(ANSA) - MATERA, 10 MAR - Matera si prepara a vivere l'anno da Capitale mediterranea della Cultura e del Dialogo 2026, titolo condiviso con Tétouan (Marocco) e promosso dall'Unione per il Mediterraneo con il coordinamento della Fondazione Anna Lindh.
    A sette anni dal 2019 - quando Matera fu Capitale europea della Cultura - la città dei Sassi, dal 20 marzo al 28 novembre, tornerà a confrontarsi con una sfida culturale di respiro internazionale.

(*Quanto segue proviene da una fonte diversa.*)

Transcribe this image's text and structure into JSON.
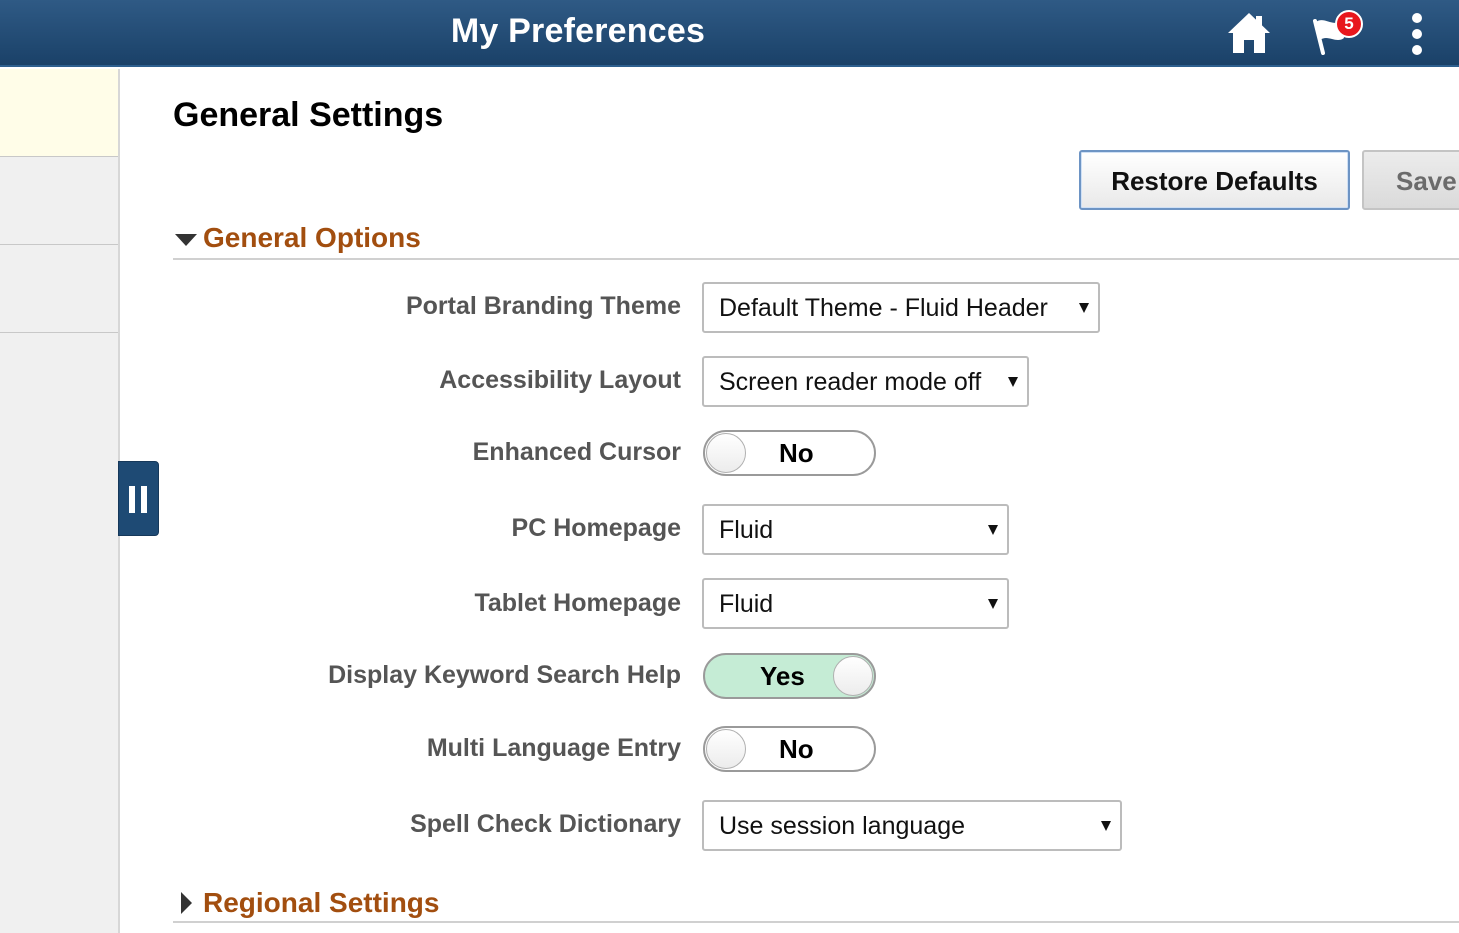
{
  "header": {
    "title": "My Preferences",
    "home_icon": "home-icon",
    "notifications_icon": "flag-icon",
    "notifications_count": "5",
    "actions_icon": "vertical-ellipsis-icon",
    "colors": {
      "bar": "#1f4a74",
      "badge": "#e8171d"
    }
  },
  "sidebar": {
    "collapse_icon": "pause-bars-icon",
    "colors": {
      "selected_item_bg": "#fffde8",
      "tab": "#1e4a74"
    }
  },
  "main": {
    "title": "General Settings",
    "actions": {
      "restore_label": "Restore Defaults",
      "save_label": "Save"
    },
    "sections": {
      "general": {
        "title": "General Options",
        "expanded": true,
        "fields": {
          "portal_branding_theme": {
            "label": "Portal Branding Theme",
            "value": "Default Theme - Fluid Header"
          },
          "accessibility_layout": {
            "label": "Accessibility Layout",
            "value": "Screen reader mode off"
          },
          "enhanced_cursor": {
            "label": "Enhanced Cursor",
            "value": "No",
            "on": false
          },
          "pc_homepage": {
            "label": "PC Homepage",
            "value": "Fluid"
          },
          "tablet_homepage": {
            "label": "Tablet Homepage",
            "value": "Fluid"
          },
          "keyword_search_help": {
            "label": "Display Keyword Search Help",
            "value": "Yes",
            "on": true
          },
          "multi_language_entry": {
            "label": "Multi Language Entry",
            "value": "No",
            "on": false
          },
          "spell_check_dictionary": {
            "label": "Spell Check Dictionary",
            "value": "Use session language"
          }
        }
      },
      "regional": {
        "title": "Regional Settings",
        "expanded": false
      }
    },
    "colors": {
      "section_title": "#a24e0f",
      "toggle_on": "#c5ecd5",
      "primary_button_border": "#6d94c4"
    }
  }
}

Si tratta di un progetto di durata pluriennale - sottolineano il Comune e la Fondazione Matera Basilicata 2019 che, in serata, in un incontro pubblico, hanno presentato il programma alla città - pensato per promuovere il territorio come piattaforma di diplomazia culturale nel Mediterraneo, rafforzare le relazioni tra Italia e Marocco e consolidare il ruolo di Matera come destinazione culturale.
    L'apertura ufficiale è quindi prevista per il 20 marzo, quando alle 17 è in programma la cerimonia istituzionale al Teatro Duni, che per l'occasione riaprirà in via straordinaria nella formula del "Cantiere-Evento". Alle 18.30 spazio a una performance musicale introduttiva, mentre alle 19 prenderà il via "Strada Evento", una performance itinerante lungo il percorso delle delegazioni. Il gran finale, alle 20.45, sarà affidato a tecnologie scenografiche a basso impatto ambientale ma ad alto impatto visivo: prima uno spettacolo laser di circa mezz'ora con scenografie di luce architetturale, poi un drone show di circa 15 minuti con figure luminose tridimensionali e simboli di dialogo disegnati nel cielo sopra i Sassi.
    Il calendario delle iniziative prende spunto dal dossier "Terre Immerse" e si sviluppa lungo quattro direttrici tematiche, chiamate "Immersioni", che accompagneranno l'intero anno. L'idea è quella di trasformare Matera in un punto di incontro tra le diverse sponde del Mediterraneo, attraverso progetti che intrecciano memoria, territori e culture. (ANSA).